An EPA Certified Lead Inspector and Risk Assessor — the designation we hold — is a higher-level federal credential that authorizes the holder to conduct full lead inspections, collect and analyze samples, assess risk levels throughout the property, and produce legally recognized documentation of the findings. That documentation matters significantly if you’re selling your home, dealing with a lender who requires lead clearance, or working on a property subject to HUD guidelines. In Oreland’s competitive real estate market, where homes are frequently bought and renovated for resale, having that certified documentation can be the difference between a clean transaction and a delayed closing.
Timeline depends on the scope of the project and what’s found during the initial assessment. A straightforward interior gut of a single room in a home with no hazardous materials can move quickly — sometimes within a day or two. But in Oreland, where the housing stock is predominantly pre-1978, it’s realistic to plan for an additional phase before demolition begins if asbestos or lead materials are identified.
Abatement timelines vary based on the quantity and type of material involved. Minor lead paint abatement on a contained surface is a different scope than removing asbestos floor tiles throughout an entire lower level. We walk you through the realistic timeline during the free estimate, before any work begins, so you can plan your renovation schedule accordingly. If you’re working against a contractor start date or a real estate closing deadline, tell us upfront — we factor that into the plan. Emergency response situations are handled on an expedited basis, with 24/7 availability for urgent calls.
Yes, cash discounts are available for qualifying projects in Oreland. The reason is straightforward: payment processing fees are a real cost in any service business, and when a project is paid in cash, those savings can be passed directly to the customer rather than absorbed into overhead. It’s not a gimmick — it’s just an honest way to price work for homeowners who have that flexibility.

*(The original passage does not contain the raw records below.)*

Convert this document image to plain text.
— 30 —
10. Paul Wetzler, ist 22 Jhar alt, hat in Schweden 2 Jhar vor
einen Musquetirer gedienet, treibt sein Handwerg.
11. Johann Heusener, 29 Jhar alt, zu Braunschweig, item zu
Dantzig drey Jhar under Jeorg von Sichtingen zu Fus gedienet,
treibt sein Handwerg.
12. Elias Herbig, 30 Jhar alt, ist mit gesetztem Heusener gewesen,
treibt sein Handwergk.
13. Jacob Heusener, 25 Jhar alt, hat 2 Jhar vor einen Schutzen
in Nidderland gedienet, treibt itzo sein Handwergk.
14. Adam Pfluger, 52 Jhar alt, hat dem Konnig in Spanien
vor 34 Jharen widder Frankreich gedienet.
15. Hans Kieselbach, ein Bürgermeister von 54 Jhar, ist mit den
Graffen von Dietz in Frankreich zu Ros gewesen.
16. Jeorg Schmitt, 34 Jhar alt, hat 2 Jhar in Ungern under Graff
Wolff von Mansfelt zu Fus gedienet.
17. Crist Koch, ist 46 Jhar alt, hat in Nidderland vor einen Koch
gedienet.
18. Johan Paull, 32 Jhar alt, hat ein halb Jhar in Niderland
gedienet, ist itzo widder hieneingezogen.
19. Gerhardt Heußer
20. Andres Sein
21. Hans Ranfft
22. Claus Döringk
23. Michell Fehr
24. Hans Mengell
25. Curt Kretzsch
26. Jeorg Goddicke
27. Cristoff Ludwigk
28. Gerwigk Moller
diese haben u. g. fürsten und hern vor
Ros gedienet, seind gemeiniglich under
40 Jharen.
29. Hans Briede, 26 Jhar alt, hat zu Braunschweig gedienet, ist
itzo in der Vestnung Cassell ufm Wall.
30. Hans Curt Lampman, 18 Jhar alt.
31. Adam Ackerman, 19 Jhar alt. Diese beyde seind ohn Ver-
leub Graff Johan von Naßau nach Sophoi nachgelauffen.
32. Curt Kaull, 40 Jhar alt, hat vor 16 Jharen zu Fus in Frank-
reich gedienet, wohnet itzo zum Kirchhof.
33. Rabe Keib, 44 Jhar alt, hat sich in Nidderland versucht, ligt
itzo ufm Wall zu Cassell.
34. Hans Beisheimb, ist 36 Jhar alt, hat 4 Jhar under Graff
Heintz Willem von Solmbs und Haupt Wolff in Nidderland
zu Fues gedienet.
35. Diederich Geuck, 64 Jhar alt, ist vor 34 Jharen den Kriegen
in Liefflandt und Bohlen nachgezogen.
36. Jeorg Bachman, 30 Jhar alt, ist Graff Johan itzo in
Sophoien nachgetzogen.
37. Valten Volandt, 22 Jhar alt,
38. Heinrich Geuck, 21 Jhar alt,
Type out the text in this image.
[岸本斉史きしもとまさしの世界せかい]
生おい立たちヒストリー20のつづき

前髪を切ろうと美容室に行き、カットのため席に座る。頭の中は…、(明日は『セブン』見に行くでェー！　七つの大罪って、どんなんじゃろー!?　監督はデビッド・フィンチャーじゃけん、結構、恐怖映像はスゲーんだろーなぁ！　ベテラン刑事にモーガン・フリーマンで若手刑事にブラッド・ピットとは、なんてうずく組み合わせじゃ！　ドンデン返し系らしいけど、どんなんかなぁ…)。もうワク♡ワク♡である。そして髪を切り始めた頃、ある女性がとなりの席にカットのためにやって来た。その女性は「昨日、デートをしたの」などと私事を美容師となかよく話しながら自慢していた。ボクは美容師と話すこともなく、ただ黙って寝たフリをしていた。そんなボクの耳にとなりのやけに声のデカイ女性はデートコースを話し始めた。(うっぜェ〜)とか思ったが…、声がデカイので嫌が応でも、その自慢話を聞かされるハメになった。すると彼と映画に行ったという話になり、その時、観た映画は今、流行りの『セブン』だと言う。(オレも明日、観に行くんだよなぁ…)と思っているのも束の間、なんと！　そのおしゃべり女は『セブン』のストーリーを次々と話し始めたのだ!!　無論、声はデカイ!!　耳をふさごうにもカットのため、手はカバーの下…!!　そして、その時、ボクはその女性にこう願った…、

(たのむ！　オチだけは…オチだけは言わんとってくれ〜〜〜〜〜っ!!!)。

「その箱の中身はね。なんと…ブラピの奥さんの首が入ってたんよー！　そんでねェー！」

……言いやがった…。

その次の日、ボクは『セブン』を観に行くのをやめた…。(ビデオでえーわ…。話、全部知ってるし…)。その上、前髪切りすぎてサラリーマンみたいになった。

For Oreland homeowners managing renovation budgets on homes valued at $400,000 or more, every line item matters. A gut renovation on a mid-century home in the Oreland Subdivision or a Custis Woods colonial involves real costs — testing, abatement, demolition, debris removal, permits — and the cash discount is one concrete way to reduce the total. When you call for your free estimate, ask about cash pricing for your specific scope of work. We’ll give you a straight answer on what applies and what it saves you.